L’Union des Familles Laïques exprime sa profonde indignation à la suite de la décision de reporter, une semaine avant la date prévue, l’examen en deuxième lecture au Sénat de la proposition de loi relative au droit à l’aide à mourir, adoptée en deuxième lecture par l’Assemblée nationale le 25 février dernier.
Initialement prévu du 1er au 3 avril, cet examen est désormais renvoyé au 11 mai, soit un décalage de plusieurs semaines décidé sans justification claire à la demande des deux rapporteurs LR, alors même que les travaux parlementaires étaient engagés et que les amendements avaient été déposés en Commission des affaires sociales.
Un report de trop
Ce nouveau report constitue un signal extrêmement préoccupant. Comme l’ont dénoncé plusieurs acteurs associatifs, il s’apparente à un « affront fait aux malades et à leurs familles » et à une entrave supplémentaire dans un processus législatif déjà marqué par les retards et les hésitations.
Pour l’UFAL, il est impossible de ne pas y voir une manœuvre politique visant à ralentir, voire à empêcher, l’aboutissement d’un débat démocratique pourtant attendu par une large majorité de citoyens.
Une attente forte des familles et de la société
Depuis plusieurs années, les familles accompagnent des proches confrontés à des situations de fin de vie douloureuses, souvent marquées par l’absence de réponse adaptée aux volontés exprimées.
Les travaux issus de la Convention citoyenne et les débats parlementaires ont montré l’aspiration claire de la société à une évolution du cadre légal permettant un meilleur respect de la dignité et de l’autonomie des personnes en fin de vie.
Reporter encore ce débat, c’est ignorer cette réalité vécue par des milliers de familles.
Une exigence de responsabilité politique
L’Union des Familles Laïques appelle solennellement le Gouvernement et le Sénat à mettre fin à ces atermoiements.
Le temps du débat a eu lieu. Le temps des expertises a eu lieu. Le temps des témoignages a eu lieu.
Il est désormais temps de décider.
L’UFAL demande :
- la reprise rapide de l’examen du texte, sans nouveau report ;
- l’inscription de ce débat dans une procédure permettant son aboutissement dans des délais raisonnables et avant la fin du quinquennat ;
- le respect des attentes exprimées par les citoyens, les familles et les patients.
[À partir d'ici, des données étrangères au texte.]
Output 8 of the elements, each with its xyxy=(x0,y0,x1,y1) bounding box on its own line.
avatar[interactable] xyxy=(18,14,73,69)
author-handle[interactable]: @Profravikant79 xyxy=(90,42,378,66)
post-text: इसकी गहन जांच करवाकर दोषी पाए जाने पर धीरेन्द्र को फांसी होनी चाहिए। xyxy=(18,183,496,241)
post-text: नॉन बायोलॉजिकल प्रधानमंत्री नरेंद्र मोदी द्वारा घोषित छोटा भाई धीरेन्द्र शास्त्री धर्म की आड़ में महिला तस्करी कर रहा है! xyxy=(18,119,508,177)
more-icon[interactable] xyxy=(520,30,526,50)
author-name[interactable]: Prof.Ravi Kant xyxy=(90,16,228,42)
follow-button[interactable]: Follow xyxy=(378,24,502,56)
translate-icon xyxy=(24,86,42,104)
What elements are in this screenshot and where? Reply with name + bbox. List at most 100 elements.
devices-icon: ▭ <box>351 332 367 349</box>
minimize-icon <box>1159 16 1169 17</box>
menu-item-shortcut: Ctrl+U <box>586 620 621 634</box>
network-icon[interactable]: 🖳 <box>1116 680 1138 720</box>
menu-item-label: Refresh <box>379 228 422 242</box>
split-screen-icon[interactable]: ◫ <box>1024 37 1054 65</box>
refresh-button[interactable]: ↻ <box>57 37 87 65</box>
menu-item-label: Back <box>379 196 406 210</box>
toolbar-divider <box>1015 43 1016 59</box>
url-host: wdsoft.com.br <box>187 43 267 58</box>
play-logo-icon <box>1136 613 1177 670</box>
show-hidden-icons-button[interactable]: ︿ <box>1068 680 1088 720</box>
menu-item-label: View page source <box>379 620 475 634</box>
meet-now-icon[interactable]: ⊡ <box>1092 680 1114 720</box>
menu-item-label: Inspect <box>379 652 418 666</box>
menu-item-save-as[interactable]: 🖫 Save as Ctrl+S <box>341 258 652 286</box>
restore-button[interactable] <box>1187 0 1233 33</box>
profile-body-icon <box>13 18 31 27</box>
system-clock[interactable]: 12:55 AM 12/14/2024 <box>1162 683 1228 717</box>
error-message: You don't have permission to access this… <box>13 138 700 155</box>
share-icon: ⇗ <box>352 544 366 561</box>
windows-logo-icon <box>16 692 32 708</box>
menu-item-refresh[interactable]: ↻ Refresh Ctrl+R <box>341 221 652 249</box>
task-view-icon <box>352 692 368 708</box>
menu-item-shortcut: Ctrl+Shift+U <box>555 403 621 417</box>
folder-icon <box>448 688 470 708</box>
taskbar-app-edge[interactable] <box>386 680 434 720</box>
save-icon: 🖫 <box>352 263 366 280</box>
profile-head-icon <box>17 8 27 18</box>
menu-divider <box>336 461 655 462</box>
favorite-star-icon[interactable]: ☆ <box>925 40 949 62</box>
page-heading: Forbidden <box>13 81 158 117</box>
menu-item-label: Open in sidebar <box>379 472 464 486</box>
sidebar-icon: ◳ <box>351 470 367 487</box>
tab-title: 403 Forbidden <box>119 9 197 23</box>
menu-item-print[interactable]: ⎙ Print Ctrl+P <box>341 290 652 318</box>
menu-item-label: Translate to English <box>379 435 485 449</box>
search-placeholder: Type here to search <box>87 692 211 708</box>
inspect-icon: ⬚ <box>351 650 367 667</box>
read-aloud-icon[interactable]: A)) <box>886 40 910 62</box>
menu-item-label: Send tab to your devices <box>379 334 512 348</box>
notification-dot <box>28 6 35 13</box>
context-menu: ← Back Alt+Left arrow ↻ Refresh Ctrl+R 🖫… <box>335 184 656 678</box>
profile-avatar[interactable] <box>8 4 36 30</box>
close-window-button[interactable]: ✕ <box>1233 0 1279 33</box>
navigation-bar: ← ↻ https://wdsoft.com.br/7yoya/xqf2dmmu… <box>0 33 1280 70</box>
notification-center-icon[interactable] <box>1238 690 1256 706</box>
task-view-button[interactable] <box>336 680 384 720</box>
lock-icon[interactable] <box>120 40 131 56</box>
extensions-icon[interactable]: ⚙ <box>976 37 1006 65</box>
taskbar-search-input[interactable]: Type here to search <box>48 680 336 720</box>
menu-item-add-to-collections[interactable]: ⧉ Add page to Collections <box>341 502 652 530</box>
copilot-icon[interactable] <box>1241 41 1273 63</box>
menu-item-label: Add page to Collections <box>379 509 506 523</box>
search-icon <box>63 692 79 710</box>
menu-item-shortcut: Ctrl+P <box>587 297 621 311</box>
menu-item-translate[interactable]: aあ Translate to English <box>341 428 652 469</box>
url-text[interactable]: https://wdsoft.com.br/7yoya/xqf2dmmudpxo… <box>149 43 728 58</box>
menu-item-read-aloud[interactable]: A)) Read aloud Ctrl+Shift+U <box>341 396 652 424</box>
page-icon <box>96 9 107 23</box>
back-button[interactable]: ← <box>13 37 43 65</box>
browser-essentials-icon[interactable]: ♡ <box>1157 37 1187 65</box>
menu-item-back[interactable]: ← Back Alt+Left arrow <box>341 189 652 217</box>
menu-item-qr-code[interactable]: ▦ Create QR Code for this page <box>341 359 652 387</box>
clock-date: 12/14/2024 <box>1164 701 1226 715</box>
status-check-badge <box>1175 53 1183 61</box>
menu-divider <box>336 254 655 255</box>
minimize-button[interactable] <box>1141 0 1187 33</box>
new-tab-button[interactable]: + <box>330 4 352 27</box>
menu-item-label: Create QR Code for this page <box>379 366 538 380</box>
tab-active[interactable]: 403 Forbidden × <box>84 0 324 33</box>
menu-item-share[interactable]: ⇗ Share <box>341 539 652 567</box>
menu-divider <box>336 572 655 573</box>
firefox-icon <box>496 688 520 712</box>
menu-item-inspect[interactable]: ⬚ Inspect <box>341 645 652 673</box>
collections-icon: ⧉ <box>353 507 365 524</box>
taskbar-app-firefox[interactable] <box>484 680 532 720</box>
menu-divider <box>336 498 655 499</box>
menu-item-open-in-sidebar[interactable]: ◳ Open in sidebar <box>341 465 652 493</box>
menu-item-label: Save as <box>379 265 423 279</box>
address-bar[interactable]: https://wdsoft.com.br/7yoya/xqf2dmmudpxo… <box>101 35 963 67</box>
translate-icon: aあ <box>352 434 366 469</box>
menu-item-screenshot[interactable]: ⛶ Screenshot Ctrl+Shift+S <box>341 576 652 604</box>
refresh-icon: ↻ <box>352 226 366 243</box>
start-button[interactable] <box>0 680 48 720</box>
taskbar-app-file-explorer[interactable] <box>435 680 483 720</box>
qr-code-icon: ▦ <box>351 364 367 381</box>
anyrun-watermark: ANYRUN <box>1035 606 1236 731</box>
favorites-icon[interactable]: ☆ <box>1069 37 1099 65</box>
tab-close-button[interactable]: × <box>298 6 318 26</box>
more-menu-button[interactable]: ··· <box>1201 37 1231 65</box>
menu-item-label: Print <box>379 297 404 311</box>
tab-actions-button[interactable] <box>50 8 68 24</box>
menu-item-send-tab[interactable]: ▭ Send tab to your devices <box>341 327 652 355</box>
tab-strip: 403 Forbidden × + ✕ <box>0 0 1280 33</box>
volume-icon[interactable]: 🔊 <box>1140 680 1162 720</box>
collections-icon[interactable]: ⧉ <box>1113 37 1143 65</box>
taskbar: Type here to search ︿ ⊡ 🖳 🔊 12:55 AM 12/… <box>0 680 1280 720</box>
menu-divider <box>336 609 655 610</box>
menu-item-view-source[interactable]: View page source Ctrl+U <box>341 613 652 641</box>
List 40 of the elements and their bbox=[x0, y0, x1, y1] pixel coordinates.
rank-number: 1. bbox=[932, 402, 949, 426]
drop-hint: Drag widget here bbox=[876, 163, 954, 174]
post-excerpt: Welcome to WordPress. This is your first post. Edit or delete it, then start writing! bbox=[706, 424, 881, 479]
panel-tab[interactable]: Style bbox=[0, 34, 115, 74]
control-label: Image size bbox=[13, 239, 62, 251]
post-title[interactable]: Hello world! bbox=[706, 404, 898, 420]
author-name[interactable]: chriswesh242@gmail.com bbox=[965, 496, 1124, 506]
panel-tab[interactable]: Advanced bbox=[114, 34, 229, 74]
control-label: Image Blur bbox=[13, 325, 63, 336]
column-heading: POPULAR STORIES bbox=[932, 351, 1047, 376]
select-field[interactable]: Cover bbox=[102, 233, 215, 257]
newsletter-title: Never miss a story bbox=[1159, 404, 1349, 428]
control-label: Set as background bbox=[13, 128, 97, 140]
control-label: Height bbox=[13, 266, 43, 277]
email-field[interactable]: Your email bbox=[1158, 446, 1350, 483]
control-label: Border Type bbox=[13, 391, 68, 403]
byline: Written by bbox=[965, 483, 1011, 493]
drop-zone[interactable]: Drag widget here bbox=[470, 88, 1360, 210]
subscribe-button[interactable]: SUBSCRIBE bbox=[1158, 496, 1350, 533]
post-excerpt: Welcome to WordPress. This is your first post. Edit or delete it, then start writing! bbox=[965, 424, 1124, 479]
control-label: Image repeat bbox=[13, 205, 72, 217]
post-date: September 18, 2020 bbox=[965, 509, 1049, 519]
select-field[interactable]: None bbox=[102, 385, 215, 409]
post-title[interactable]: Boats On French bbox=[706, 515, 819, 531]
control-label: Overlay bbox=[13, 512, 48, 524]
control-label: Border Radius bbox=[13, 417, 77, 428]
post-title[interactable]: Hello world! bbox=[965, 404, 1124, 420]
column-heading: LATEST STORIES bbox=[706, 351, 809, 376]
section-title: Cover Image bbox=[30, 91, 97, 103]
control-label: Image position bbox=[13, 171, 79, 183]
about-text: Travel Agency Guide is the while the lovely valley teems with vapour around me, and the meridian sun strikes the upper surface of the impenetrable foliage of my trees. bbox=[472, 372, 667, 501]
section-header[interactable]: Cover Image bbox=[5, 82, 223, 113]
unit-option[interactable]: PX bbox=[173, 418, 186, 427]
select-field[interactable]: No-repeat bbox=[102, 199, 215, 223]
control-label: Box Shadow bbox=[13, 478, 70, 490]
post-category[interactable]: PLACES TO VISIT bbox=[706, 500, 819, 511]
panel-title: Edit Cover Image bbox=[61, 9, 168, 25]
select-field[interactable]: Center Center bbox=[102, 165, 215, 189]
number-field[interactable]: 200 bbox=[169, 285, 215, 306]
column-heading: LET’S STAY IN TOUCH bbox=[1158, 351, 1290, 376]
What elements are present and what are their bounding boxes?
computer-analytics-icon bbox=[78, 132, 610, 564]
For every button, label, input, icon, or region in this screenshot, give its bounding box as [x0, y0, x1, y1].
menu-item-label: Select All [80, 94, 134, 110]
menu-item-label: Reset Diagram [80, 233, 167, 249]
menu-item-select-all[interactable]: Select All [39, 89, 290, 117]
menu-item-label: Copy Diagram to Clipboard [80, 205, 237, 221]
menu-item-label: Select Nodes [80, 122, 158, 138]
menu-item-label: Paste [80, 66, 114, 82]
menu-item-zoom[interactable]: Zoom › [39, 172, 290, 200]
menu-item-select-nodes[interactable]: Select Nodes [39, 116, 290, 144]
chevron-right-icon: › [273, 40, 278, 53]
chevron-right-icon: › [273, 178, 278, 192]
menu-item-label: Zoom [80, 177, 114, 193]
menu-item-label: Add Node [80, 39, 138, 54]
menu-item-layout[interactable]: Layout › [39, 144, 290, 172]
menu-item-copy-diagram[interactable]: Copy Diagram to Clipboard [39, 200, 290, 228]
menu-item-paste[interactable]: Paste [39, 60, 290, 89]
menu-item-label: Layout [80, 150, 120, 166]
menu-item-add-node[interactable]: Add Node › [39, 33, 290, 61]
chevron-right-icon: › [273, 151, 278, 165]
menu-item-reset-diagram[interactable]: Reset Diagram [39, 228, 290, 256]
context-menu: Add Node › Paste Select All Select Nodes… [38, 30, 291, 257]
Pour une République fidèle à ses valeurs
En tant que mouvement familial laïque, l’UFAL rappelle que la liberté, la dignité et l’égalité doivent guider les choix publics, y compris dans les moments les plus intimes de l’existence.
Empêcher le débat ou le retarder indéfiniment revient à priver les citoyens de leur droit à une fin de vie choisie, accompagnée et digne.
L’Union des Familles Laïques continuera de se mobiliser aux côtés des acteurs engagés sur ce dossier et des familles pour que ce droit devienne enfin une réalité.